La responsabilité décennale

La réception provisoire ayant été acquise, les vices apparents y ont été normalement dénoncés. L’entrepreneur a l’obligation de les réparer.

Mais l’architecte et l’entrepreneur restent responsables, chacun pour sa partie bien évidemment, de tous les vices cachés qui pourraient survenir. L’entrepreneur, s’il s’agit d’un vice d’exécution, l’architecte s’il s’agit d’un vice de conception, ou résultant d’une faute de contrôle.

Si le maître de l’ouvrage constate, après la réception provisoire, des désordres qui n’étaient pas présents lors de cette réception, il doit les signaler immédiatement à son architecte et à son entrepreneur, en mettant celui-ci en demeure d’y remédier aussitôt.

Exemple concret : dans une maison nouvelle, apparaissent quelques mois après la réception provisoire de multiples fissures à l’étage des chambres situé au-dessus d’un garage et de caves. Procès, expertise judiciaire. À la lecture du cahier des charges on voit : « les hourdis seront calculés pour supporter une surcharge de 250 kilos au m2. »

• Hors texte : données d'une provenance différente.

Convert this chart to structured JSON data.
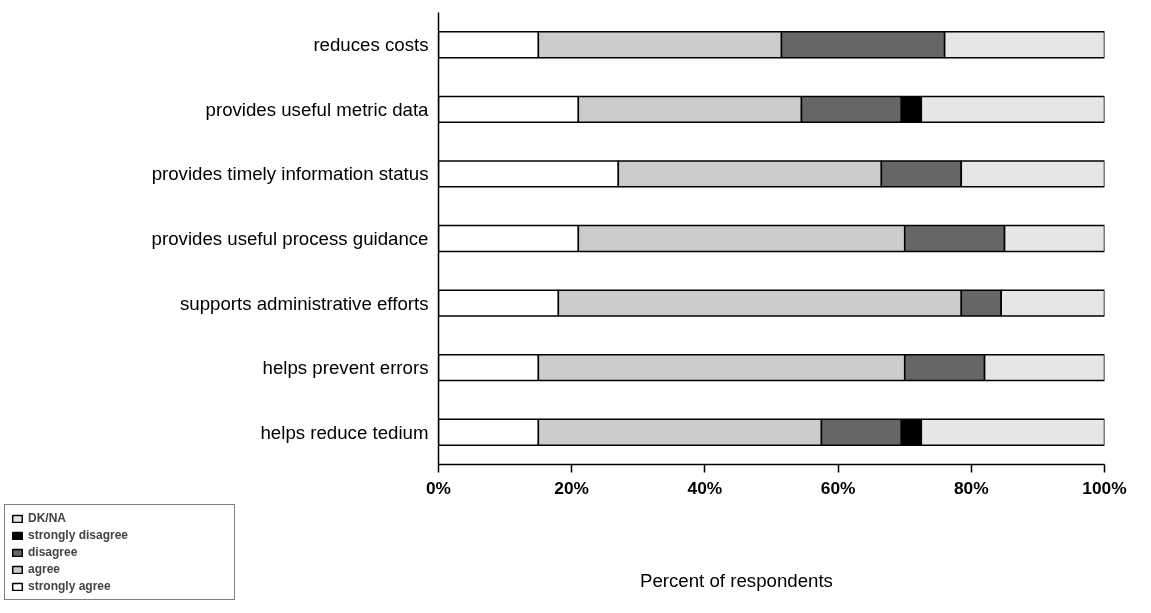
{
  "chart_data": {
    "type": "bar",
    "orientation": "horizontal",
    "stacked": true,
    "xlabel": "Percent of respondents",
    "categories": [
      "reduces costs",
      "provides useful metric data",
      "provides timely information status",
      "provides useful process guidance",
      "supports administrative efforts",
      "helps prevent errors",
      "helps reduce tedium"
    ],
    "series": [
      {
        "name": "strongly agree",
        "color": "#ffffff",
        "values": [
          15,
          21,
          27,
          21,
          18,
          15,
          15
        ]
      },
      {
        "name": "agree",
        "color": "#cccccc",
        "values": [
          36.5,
          33.5,
          39.5,
          49,
          60.5,
          55,
          42.5
        ]
      },
      {
        "name": "disagree",
        "color": "#666666",
        "values": [
          24.5,
          15,
          12,
          15,
          6,
          12,
          12
        ]
      },
      {
        "name": "strongly disagree",
        "color": "#000000",
        "values": [
          0,
          3,
          0,
          0,
          0,
          0,
          3
        ]
      },
      {
        "name": "DK/NA",
        "color": "#e6e6e6",
        "values": [
          24,
          27.5,
          21.5,
          15,
          15.5,
          18,
          27.5
        ]
      }
    ],
    "xlim": [
      0,
      100
    ],
    "xticks": [
      {
        "value": 0,
        "label": "0%"
      },
      {
        "value": 20,
        "label": "20%"
      },
      {
        "value": 40,
        "label": "40%"
      },
      {
        "value": 60,
        "label": "60%"
      },
      {
        "value": 80,
        "label": "80%"
      },
      {
        "value": 100,
        "label": "100%"
      }
    ],
    "grid": false,
    "legend": "bottom left"
  }
}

L’expert judiciaire estime que cette formulation est insuffisante en ce qu’elle ne prend pas en compte le poids propre des hourdis et les autres charges constructives comme les cloisons. L’architecte mis en cause estime que cela va de soi, tant en ce qui concerne le poids propre que des cloisons, qui du reste figurent bien au plan. Peine perdue, le juge suit l’avis de l’expert judiciaire, et l’architecte et l’entrepreneur sont condamnés in solidum à payer le renforcement des hourdis, les réparations et bien entendu les dommages et intérêts. Si l’entrepreneur est en faillite, c’est à l’architecte qu’il revient de payer la totalité.